How does the condition (type & ~(R_OK|W_OK|X_OK|F

What kind of condition is used here and how does it works in C?

(type & ~(R_OK|W_OK|X_OK|F_OK))

Found it here.

/* Test for access to FILE.  */
int
__access (const char *file, int type)
{
  if (file == NULL || (type & ~(R_OK|W_OK|X_OK|F_OK)) != 0)
    {
      __set_errno (EINVAL);
      return -1;
    }
  __set_errno (ENOSYS);
  return -1;
}
stub_warning (access)

https://code.woboq.org/userspace/glibc/io/access.c.html

CodePudding user response：

The expression uses bitwise arithmetic.

a | b | c … creates a value that has all the bits of a, b, c … set.

In your piece of code, R_OK etc. are bit flags that each have a single, distinct bit set. Their disjunction (= or-ing them together) thus has all their bits set, and none other.

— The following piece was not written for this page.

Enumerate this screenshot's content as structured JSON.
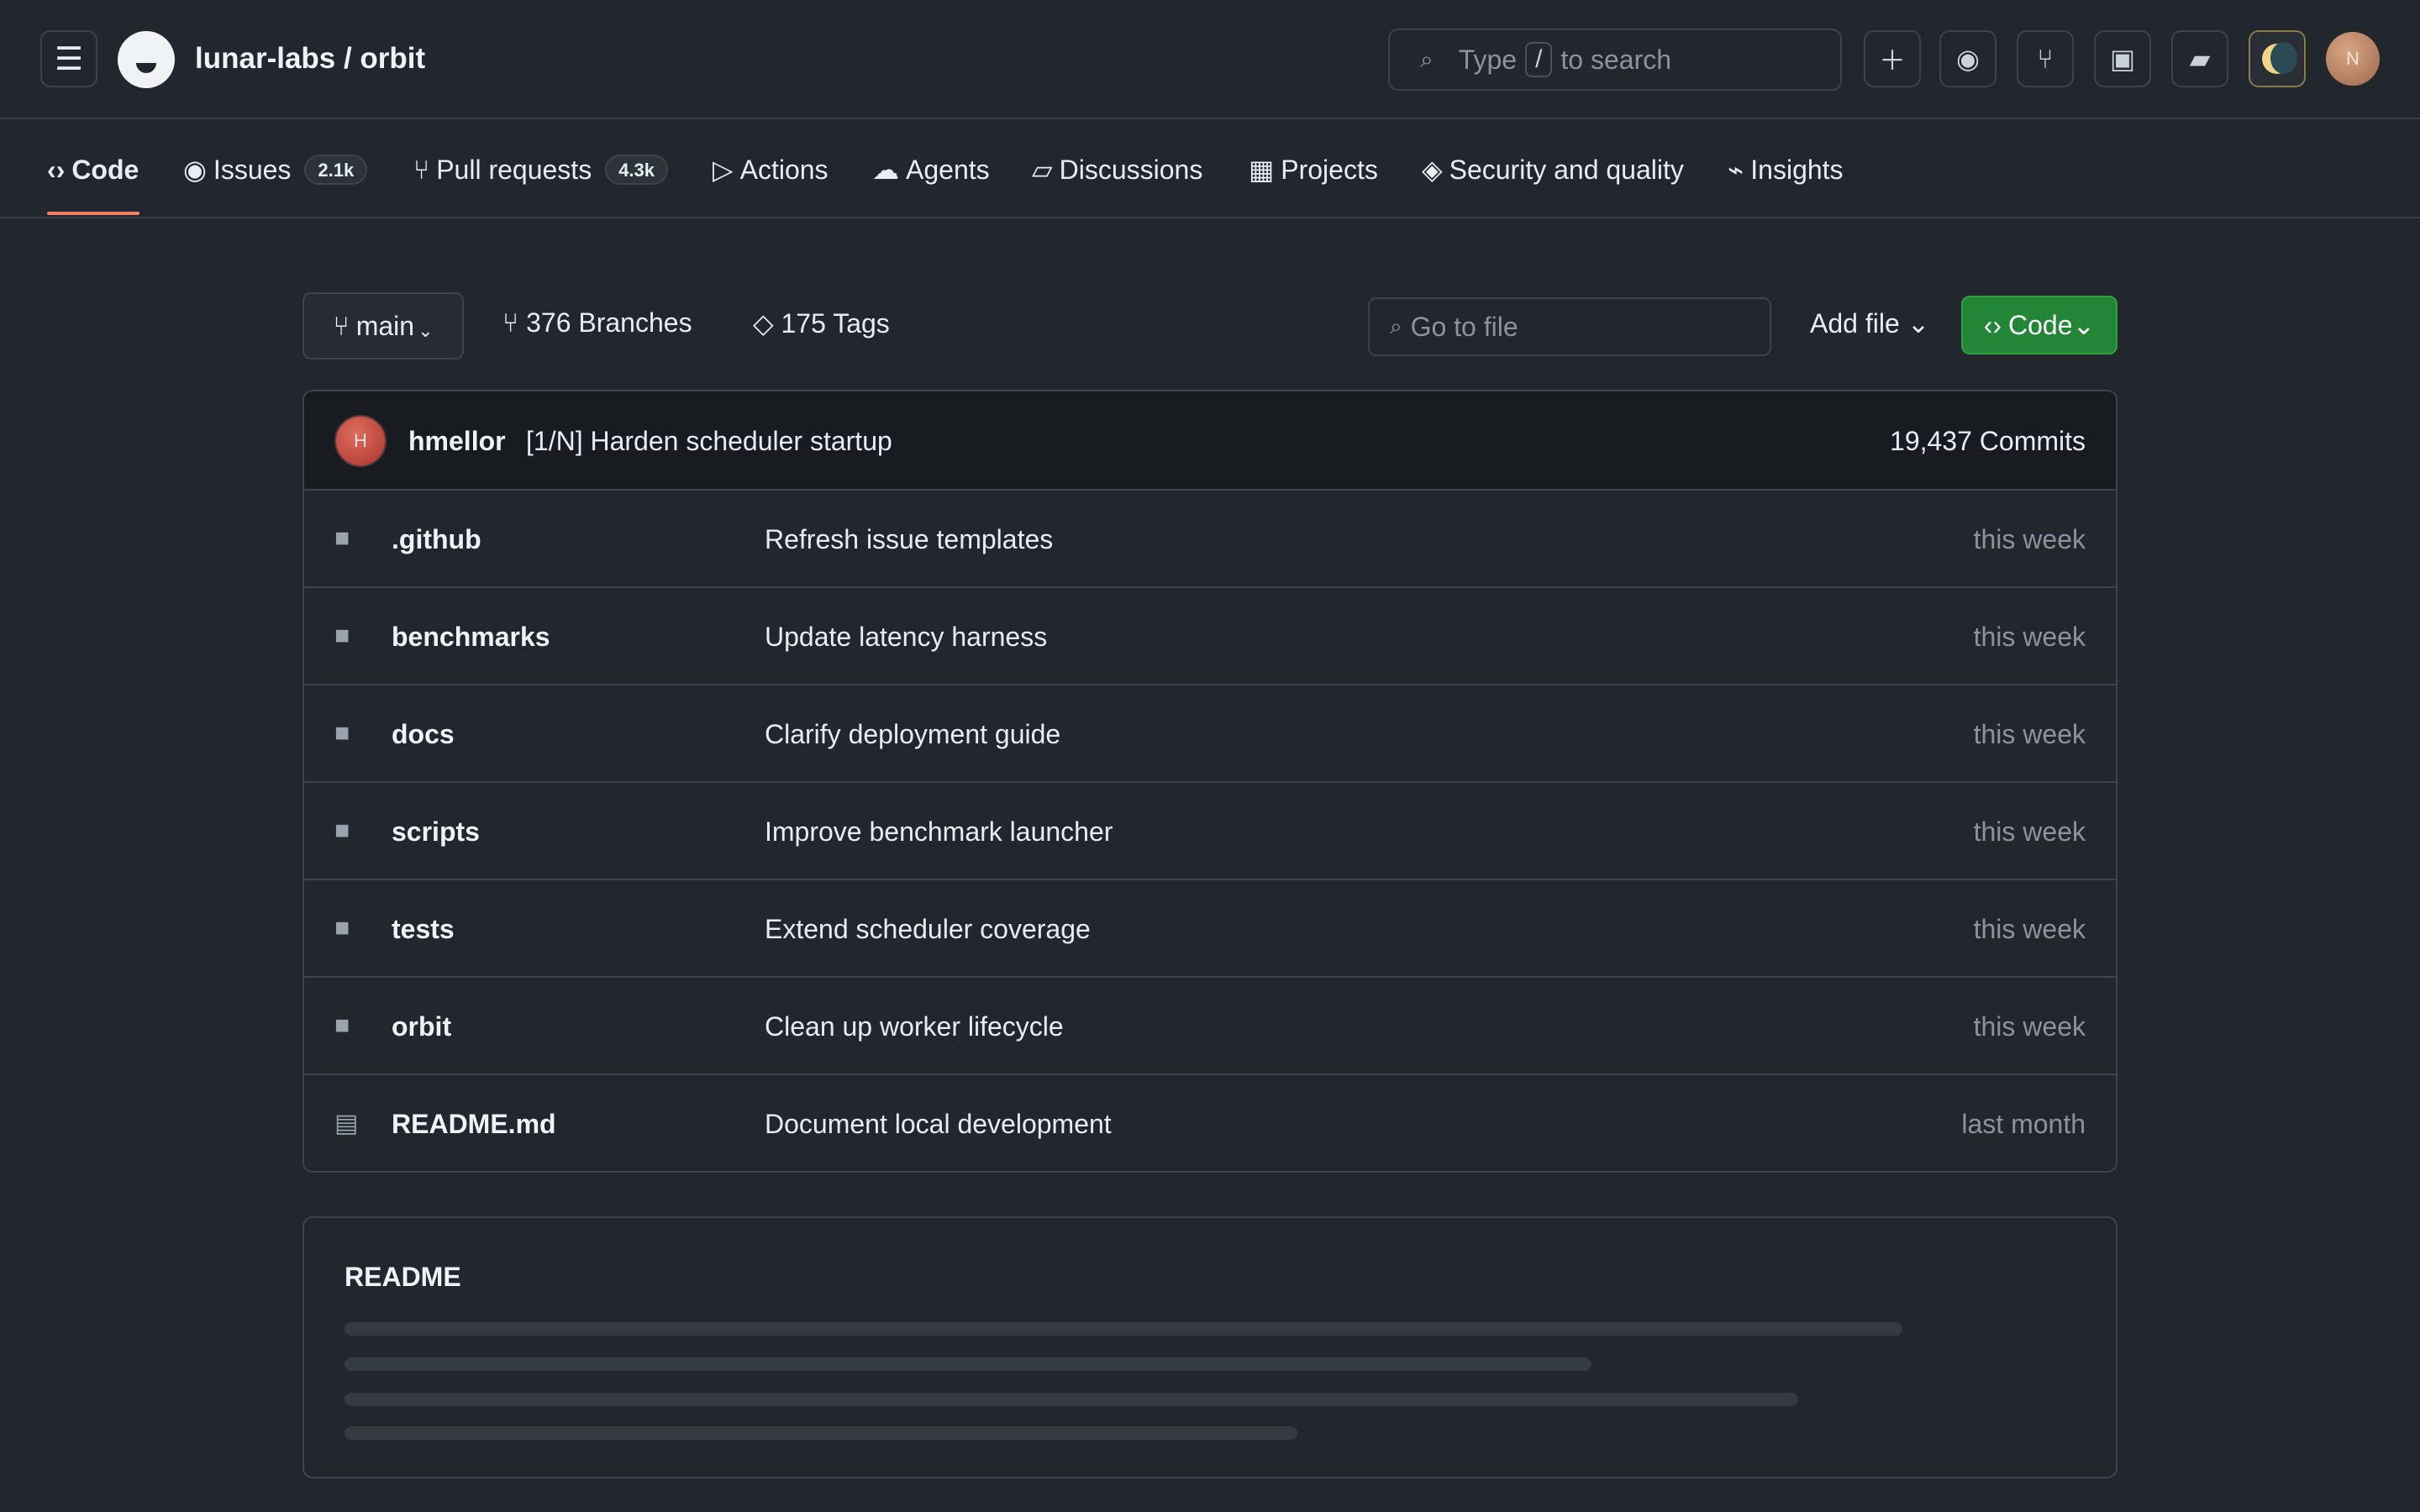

~ x inverts the bits of a value. Thus, the result of the operation has all bits set except those of R_OK etc.

Finally, a & b sets only those bits which are set in both a and b. All other bits will be 0.

The expression, taken together, thus tests whether the variable type has any bits set which are not defined by R_OK etc. In other words: it tests whether test’s value is one of R_OK etc., or a combination of these values. If that is not the case (i.e. if it has some other value), the test fails.

The function you’ve posted thus test whether it has received valid arguments (i.e. that file is not NULL, and that test is a valid combination of supported flags). Beyond this, the function does nothing except set an error status and return -1. And the reason for this weird behaviour can be seen in the last line: the function you’ve posted is a stub, it does not actually implement a proper POSIX access function.